On page 343 in the book Arithmetic of Elliptic Curves by Silverman, we have the following result:
Proposition 5.4. Assume that $char(K)\neq 2,3$, and let $$ n = \begin{cases} 2 & \text{if }j(E) \neq 0,1728, \\ 4 & \text{if }j(E) = 1728, \\ 6 & \text{if }j(E) = 0. \end{cases} $$ Then $Twist((E,O)/K)$ is canonically isomorphic to $K^*/(K^*)^n$.
More precisely, choose a Weierstrass equation $$E: y^2 = x^3 + Ax + B$$ for $E/K$ and let $D \in K^*$. Then the elliptic curve $E_D \in Twist((E,O)/K)$ corresponding to $D (\mod (K^*)^n)$ has Weierstrass equation
(i) $E_D: y^2 = x^3 + D^2Ax + D^3 B$ if $j(E) \neq 0,1728$,
(ii) $E_D: y^2 = x^3 + DAx$ if $j(E) = 1728$ (so $B=0$),
(iii) $E_D: y^2 = x^3 + DB$ if $j(E) = 0$ (so $A=0$).
In the proof of this result, there is the following section which I have trouble understanding:
The action of $G_{\bar{K}/K}$ on the twisted field $\bar{K}(E)_\xi$ is given by $$\delta^\sigma = \xi_\sigma \delta, \quad x^\sigma = \xi^2_\sigma x, \quad y^\sigma = \xi_\sigma y$$ (own note: here, for $D \in K^*$ and a forth root $\delta \in \bar{K}$ of $D$, $\xi$ is the cocycle defined by $$\xi: G_{\bar{K}/K} \to \mu_4, \quad \xi_\sigma = \delta^\sigma/\delta)$$ The subfield fixed by $G_{\bar{K}/K}$ thus contains the functions $$X=\delta^{-2} x \quad and \quad Y = \delta^{-1} y,$$ and these functions satisfy the equation $$Y^2 = DX^3 + AX.$$
In particular, I do not understand what
- this field $\bar{K}(E)_\xi$ is,
- how to obtain the equations with $x^\sigma$ and $y^\sigma$,
- and what this subfield fixed by $G_{\bar{K}/K}$ is.
I guess obtaining $Y^2 = DX^3 + AX$ is just a matter of direct computation.
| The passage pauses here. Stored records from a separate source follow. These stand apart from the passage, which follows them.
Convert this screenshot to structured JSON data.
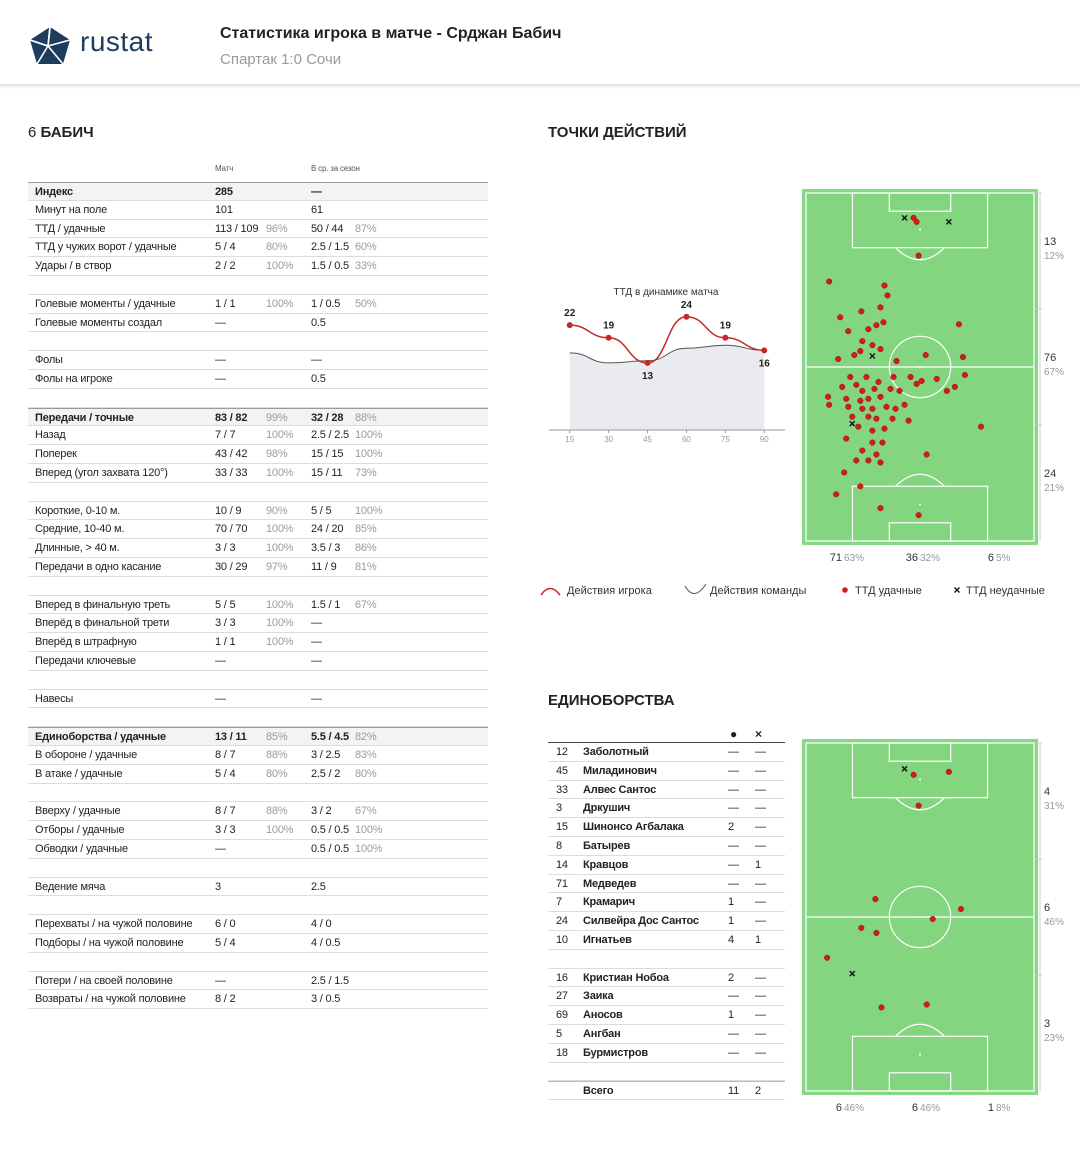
{
  "header": {
    "logo": "rustat",
    "title": "Статистика игрока в матче - Срджан Бабич",
    "subtitle": "Спартак 1:0 Сочи"
  },
  "player": {
    "number": "6",
    "name": "БАБИЧ"
  },
  "stats": {
    "columns": [
      "Матч",
      "В ср. за сезон"
    ],
    "groups": [
      [
        {
          "label": "Индекс",
          "match": "285",
          "season": "—",
          "bold": true
        },
        {
          "label": "Минут на поле",
          "match": "101",
          "season": "61"
        },
        {
          "label": "ТТД / удачные",
          "match": "113 / 109",
          "match_pct": "96%",
          "season": "50 / 44",
          "season_pct": "87%"
        },
        {
          "label": "ТТД у чужих ворот / удачные",
          "match": "5 / 4",
          "match_pct": "80%",
          "season": "2.5 / 1.5",
          "season_pct": "60%"
        },
        {
          "label": "Удары / в створ",
          "match": "2 / 2",
          "match_pct": "100%",
          "season": "1.5 / 0.5",
          "season_pct": "33%"
        }
      ],
      [
        {
          "label": "Голевые моменты / удачные",
          "match": "1 / 1",
          "match_pct": "100%",
          "season": "1 / 0.5",
          "season_pct": "50%"
        },
        {
          "label": "Голевые моменты создал",
          "match": "—",
          "season": "0.5"
        }
      ],
      [
        {
          "label": "Фолы",
          "match": "—",
          "season": "—"
        },
        {
          "label": "Фолы на игроке",
          "match": "—",
          "season": "0.5"
        }
      ],
      [
        {
          "label": "Передачи / точные",
          "match": "83 / 82",
          "match_pct": "99%",
          "season": "32 / 28",
          "season_pct": "88%",
          "bold": true
        },
        {
          "label": "Назад",
          "match": "7 / 7",
          "match_pct": "100%",
          "season": "2.5 / 2.5",
          "season_pct": "100%"
        },
        {
          "label": "Поперек",
          "match": "43 / 42",
          "match_pct": "98%",
          "season": "15 / 15",
          "season_pct": "100%"
        },
        {
          "label": "Вперед (угол захвата 120°)",
          "match": "33 / 33",
          "match_pct": "100%",
          "season": "15 / 11",
          "season_pct": "73%"
        }
      ],
      [
        {
          "label": "Короткие, 0-10 м.",
          "match": "10 / 9",
          "match_pct": "90%",
          "season": "5 / 5",
          "season_pct": "100%"
        },
        {
          "label": "Средние, 10-40 м.",
          "match": "70 / 70",
          "match_pct": "100%",
          "season": "24 / 20",
          "season_pct": "85%"
        },
        {
          "label": "Длинные, > 40 м.",
          "match": "3 / 3",
          "match_pct": "100%",
          "season": "3.5 / 3",
          "season_pct": "86%"
        },
        {
          "label": "Передачи в одно касание",
          "match": "30 / 29",
          "match_pct": "97%",
          "season": "11 / 9",
          "season_pct": "81%"
        }
      ],
      [
        {
          "label": "Вперед в финальную треть",
          "match": "5 / 5",
          "match_pct": "100%",
          "season": "1.5 / 1",
          "season_pct": "67%"
        },
        {
          "label": "Вперёд в финальной трети",
          "match": "3 / 3",
          "match_pct": "100%",
          "season": "—"
        },
        {
          "label": "Вперёд в штрафную",
          "match": "1 / 1",
          "match_pct": "100%",
          "season": "—"
        },
        {
          "label": "Передачи ключевые",
          "match": "—",
          "season": "—"
        }
      ],
      [
        {
          "label": "Навесы",
          "match": "—",
          "season": "—"
        }
      ],
      [
        {
          "label": "Единоборства / удачные",
          "match": "13 / 11",
          "match_pct": "85%",
          "season": "5.5 / 4.5",
          "season_pct": "82%",
          "bold": true
        },
        {
          "label": "В обороне / удачные",
          "match": "8 / 7",
          "match_pct": "88%",
          "season": "3 / 2.5",
          "season_pct": "83%"
        },
        {
          "label": "В атаке / удачные",
          "match": "5 / 4",
          "match_pct": "80%",
          "season": "2.5 / 2",
          "season_pct": "80%"
        }
      ],
      [
        {
          "label": "Вверху / удачные",
          "match": "8 / 7",
          "match_pct": "88%",
          "season": "3 / 2",
          "season_pct": "67%"
        },
        {
          "label": "Отборы / удачные",
          "match": "3 / 3",
          "match_pct": "100%",
          "season": "0.5 / 0.5",
          "season_pct": "100%"
        },
        {
          "label": "Обводки / удачные",
          "match": "—",
          "season": "0.5 / 0.5",
          "season_pct": "100%"
        }
      ],
      [
        {
          "label": "Ведение мяча",
          "match": "3",
          "season": "2.5"
        }
      ],
      [
        {
          "label": "Перехваты / на чужой половине",
          "match": "6 / 0",
          "season": "4 / 0"
        },
        {
          "label": "Подборы / на чужой половине",
          "match": "5 / 4",
          "season": "4 / 0.5"
        }
      ],
      [
        {
          "label": "Потери / на своей половине",
          "match": "—",
          "season": "2.5 / 1.5"
        },
        {
          "label": "Возвраты / на чужой половине",
          "match": "8 / 2",
          "season": "3 / 0.5"
        }
      ]
    ]
  },
  "actions": {
    "title": "ТОЧКИ ДЕЙСТВИЙ",
    "timeline": {
      "type": "line",
      "title": "ТТД в динамике матча",
      "x": [
        15,
        30,
        45,
        60,
        75,
        90
      ],
      "xlim": [
        7,
        98
      ],
      "xticks": [
        15,
        30,
        45,
        60,
        75,
        90
      ],
      "ylim": [
        -3,
        28
      ],
      "series": [
        {
          "name": "Действия игрока",
          "color": "#c62828",
          "values": [
            22,
            19,
            13,
            24,
            19,
            16
          ]
        },
        {
          "name": "Действия команды",
          "color": "#555555",
          "values": [
            15.4,
            13,
            13.5,
            16.5,
            17.2,
            16
          ]
        }
      ]
    },
    "pitch": {
      "xlim": [
        0,
        68
      ],
      "ylim": [
        0,
        105
      ],
      "success": {
        "x": [
          32.1,
          33.6,
          33,
          6.9,
          23.4,
          24.3,
          16.5,
          22.2,
          10.2,
          21,
          23.1,
          18.6,
          12.6,
          16.8,
          19.8,
          16.2,
          22.2,
          9.6,
          14.4,
          27,
          35.7,
          45.6,
          46.8,
          13.2,
          18,
          21.6,
          26.1,
          31.2,
          33,
          34.5,
          39,
          42,
          44.4,
          47.4,
          10.8,
          15,
          16.8,
          20.4,
          25.2,
          27.9,
          6.6,
          12,
          16.2,
          18.6,
          22.2,
          6.9,
          12.6,
          16.8,
          19.8,
          24,
          26.7,
          29.4,
          13.8,
          18.6,
          21,
          25.8,
          30.6,
          15.6,
          19.8,
          23.4,
          12,
          19.8,
          22.8,
          16.8,
          21,
          15,
          18.6,
          22.2,
          36,
          52.2,
          11.4,
          16.2,
          9,
          22.2,
          33.6
        ],
        "y": [
          7.5,
          18.9,
          8.7,
          26.7,
          27.9,
          30.9,
          35.7,
          34.5,
          37.5,
          39.9,
          39,
          41.1,
          41.7,
          44.7,
          45.9,
          47.7,
          47.1,
          50.1,
          48.9,
          50.7,
          48.9,
          39.6,
          49.5,
          55.5,
          55.5,
          57,
          55.5,
          55.5,
          57.6,
          56.7,
          56.1,
          59.7,
          58.5,
          54.9,
          58.5,
          57.9,
          59.7,
          59.1,
          59.1,
          59.7,
          61.5,
          62.1,
          62.7,
          62.1,
          61.5,
          63.9,
          64.5,
          65.1,
          65.1,
          64.5,
          65.1,
          63.9,
          67.5,
          67.5,
          68.1,
          68.1,
          68.7,
          70.5,
          71.7,
          71.1,
          74.1,
          75.3,
          75.3,
          77.7,
          78.9,
          80.7,
          80.7,
          81.3,
          78.9,
          70.5,
          84.3,
          88.5,
          90.9,
          95.1,
          97.2
        ]
      },
      "fail": {
        "x": [
          29.4,
          42.6,
          19.8,
          13.8
        ],
        "y": [
          7.5,
          8.7,
          49.2,
          69.6
        ]
      },
      "zones_right": [
        {
          "count": "13",
          "pct": "12%"
        },
        {
          "count": "76",
          "pct": "67%"
        },
        {
          "count": "24",
          "pct": "21%"
        }
      ],
      "zones_bottom": [
        {
          "count": "71",
          "pct": "63%"
        },
        {
          "count": "36",
          "pct": "32%"
        },
        {
          "count": "6",
          "pct": "5%"
        }
      ]
    },
    "legend": [
      "Действия игрока",
      "Действия команды",
      "ТТД удачные",
      "ТТД неудачные"
    ]
  },
  "duels": {
    "title": "ЕДИНОБОРСТВА",
    "columns": [
      "●",
      "×"
    ],
    "groups": [
      [
        {
          "number": "12",
          "name": "Заболотный",
          "won": "—",
          "lost": "—"
        },
        {
          "number": "45",
          "name": "Миладинович",
          "won": "—",
          "lost": "—"
        },
        {
          "number": "33",
          "name": "Алвес Сантос",
          "won": "—",
          "lost": "—"
        },
        {
          "number": "3",
          "name": "Дркушич",
          "won": "—",
          "lost": "—"
        },
        {
          "number": "15",
          "name": "Шинонсо Агбалака",
          "won": "2",
          "lost": "—"
        },
        {
          "number": "8",
          "name": "Батырев",
          "won": "—",
          "lost": "—"
        },
        {
          "number": "14",
          "name": "Кравцов",
          "won": "—",
          "lost": "1"
        },
        {
          "number": "71",
          "name": "Медведев",
          "won": "—",
          "lost": "—"
        },
        {
          "number": "7",
          "name": "Крамарич",
          "won": "1",
          "lost": "—"
        },
        {
          "number": "24",
          "name": "Силвейра Дос Сантос",
          "won": "1",
          "lost": "—"
        },
        {
          "number": "10",
          "name": "Игнатьев",
          "won": "4",
          "lost": "1"
        }
      ],
      [
        {
          "number": "16",
          "name": "Кристиан Нобоа",
          "won": "2",
          "lost": "—"
        },
        {
          "number": "27",
          "name": "Заика",
          "won": "—",
          "lost": "—"
        },
        {
          "number": "69",
          "name": "Аносов",
          "won": "1",
          "lost": "—"
        },
        {
          "number": "5",
          "name": "Ангбан",
          "won": "—",
          "lost": "—"
        },
        {
          "number": "18",
          "name": "Бурмистров",
          "won": "—",
          "lost": "—"
        }
      ]
    ],
    "total": {
      "label": "Всего",
      "won": "11",
      "lost": "2"
    },
    "pitch": {
      "xlim": [
        0,
        68
      ],
      "ylim": [
        0,
        105
      ],
      "success": {
        "x": [
          32.1,
          42.6,
          33.6,
          20.7,
          16.5,
          21,
          37.8,
          46.2,
          6.3,
          22.5,
          36
        ],
        "y": [
          9.6,
          8.7,
          18.9,
          47.1,
          55.8,
          57.3,
          53.1,
          50.1,
          64.8,
          79.8,
          78.9
        ]
      },
      "fail": {
        "x": [
          29.4,
          13.8
        ],
        "y": [
          7.8,
          69.6
        ]
      },
      "zones_right": [
        {
          "count": "4",
          "pct": "31%"
        },
        {
          "count": "6",
          "pct": "46%"
        },
        {
          "count": "3",
          "pct": "23%"
        }
      ],
      "zones_bottom": [
        {
          "count": "6",
          "pct": "46%"
        },
        {
          "count": "6",
          "pct": "46%"
        },
        {
          "count": "1",
          "pct": "8%"
        }
      ]
    }
  }
}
I also think that the following isomorphism in the proof may play a role as well: $$ []: \mu_4 \to Aut(E), \quad [\zeta](x,y) = (\zeta^2 x, \zeta y) $$ (I suppose that $\zeta$ is a generator f $\mu_4$).
Could you please help me with these mentioned problems?
For the first question, the twisted field is defined on page 319. Namely, for a cocycle $\xi: G_K\rightarrow \operatorname{Isom} C$, $\bar{K}(C)_\xi$ has the same underlying field with $\bar{K}(C)$ but with a different action of $G_K$, which is $f^\sigma:=f^\sigma\circ\xi_\sigma$.
Now, on page 344, we have a cocycle $\xi: G_K\rightarrow\mu_4$ and $[]: \mu_4\rightarrow\operatorname{Aut}(E)$, and the twisted field $\bar{K}(C)_\xi$ is actually $\bar{K}(C)_{[]\circ\xi}$.
For the second question, $x$ is the projection onto the first factor, note that $E$ is defined over $k$, so $x^\sigma=x\circ(([]\circ\xi)(\sigma))=x\circ([\xi_\sigma])=x\circ(x(\xi_\sigma)^2,y\xi_\sigma)=x(\xi_\sigma)^2$, and you can do this for $y$ similarly.
For the third question, you can also check that $(\delta^{-2}x)^\sigma=((\delta^{-2})^\sigma x)\circ(x(\xi_\sigma)^2,y\xi_\sigma)=(\delta^{-2})^\sigma x(\xi_\sigma)^2=\delta^{-2}x$ and $(\delta^{-1}y)^\sigma=\delta^{-1}y$, hence $\delta^{-2}x,\delta^{-1}y\in(\bar{K}(C)_\xi)^{G_K}$. I guess that from this, you can get $(\bar{K}(C)_\xi)^{G_K}=K(\delta^{-2}x,\delta^{-1}y)$.